Liebe Leserinnen und Leser
Das neue Jahr 2021 steht noch am Anfang: 365 Tage liegen jetzt vor uns. Ungelebte Tage, unbeschriebene Blätter, die alle nur darauf warten, Leben eingehaucht zu bekommen.

Worte und Lieder finden wir kaum beim Eintreten in das neue Jahr; zu gross ist die Bürde des Vergangenen und zu offen der Ausgang des Neuen in dieser speziellen Zeit der Corona-Pandemie.

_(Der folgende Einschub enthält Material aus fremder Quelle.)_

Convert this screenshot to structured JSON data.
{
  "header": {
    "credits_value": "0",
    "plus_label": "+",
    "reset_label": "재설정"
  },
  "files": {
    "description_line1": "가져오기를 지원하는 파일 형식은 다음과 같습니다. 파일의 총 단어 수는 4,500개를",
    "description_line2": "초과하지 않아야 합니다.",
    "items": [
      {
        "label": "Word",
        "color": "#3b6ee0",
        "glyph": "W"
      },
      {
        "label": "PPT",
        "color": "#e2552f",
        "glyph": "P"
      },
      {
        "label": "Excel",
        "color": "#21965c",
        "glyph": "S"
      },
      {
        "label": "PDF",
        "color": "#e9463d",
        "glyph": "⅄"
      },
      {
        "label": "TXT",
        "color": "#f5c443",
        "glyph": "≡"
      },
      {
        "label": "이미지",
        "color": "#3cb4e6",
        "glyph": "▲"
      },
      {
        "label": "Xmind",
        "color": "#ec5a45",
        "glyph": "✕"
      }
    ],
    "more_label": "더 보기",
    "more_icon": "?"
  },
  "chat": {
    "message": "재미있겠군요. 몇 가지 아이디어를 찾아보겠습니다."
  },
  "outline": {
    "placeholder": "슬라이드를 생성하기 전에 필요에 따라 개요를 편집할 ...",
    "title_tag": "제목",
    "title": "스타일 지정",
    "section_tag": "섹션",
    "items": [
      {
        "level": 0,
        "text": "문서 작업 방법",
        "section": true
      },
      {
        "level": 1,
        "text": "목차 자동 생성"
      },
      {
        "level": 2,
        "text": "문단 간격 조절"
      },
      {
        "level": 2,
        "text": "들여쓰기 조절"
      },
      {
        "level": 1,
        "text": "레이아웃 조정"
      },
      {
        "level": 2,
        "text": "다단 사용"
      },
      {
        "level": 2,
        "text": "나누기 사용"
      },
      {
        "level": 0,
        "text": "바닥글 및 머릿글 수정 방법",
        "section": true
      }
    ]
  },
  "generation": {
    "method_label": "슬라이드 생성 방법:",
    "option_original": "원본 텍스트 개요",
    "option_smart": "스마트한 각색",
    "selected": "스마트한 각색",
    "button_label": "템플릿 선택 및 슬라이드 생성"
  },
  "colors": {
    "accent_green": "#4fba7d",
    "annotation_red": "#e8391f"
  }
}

Denn schliesslich soll man den Tag nicht vor dem Abend loben, sagt ein Sprichwort.

Aber Wünsche dürfen wir im Herzen tragen; Träume und Ziele. An das bereits Vollendete und Gelungene der Vergangenheit denken, welches unser Leben bereichert, ihm Sinn verliehen und uns beschützt hat. – Wieviel Altes oder Neues wir mitnehmen, ob verarbeitet oder verdrängt, frisch oder länger her, wir tragen alles in uns: Kostbare Erfahrungen und Erinnerungen.

In diesem Sinne wünsche ich Ihnen allen ein hoffnungsvolles und gesegnetes 2021.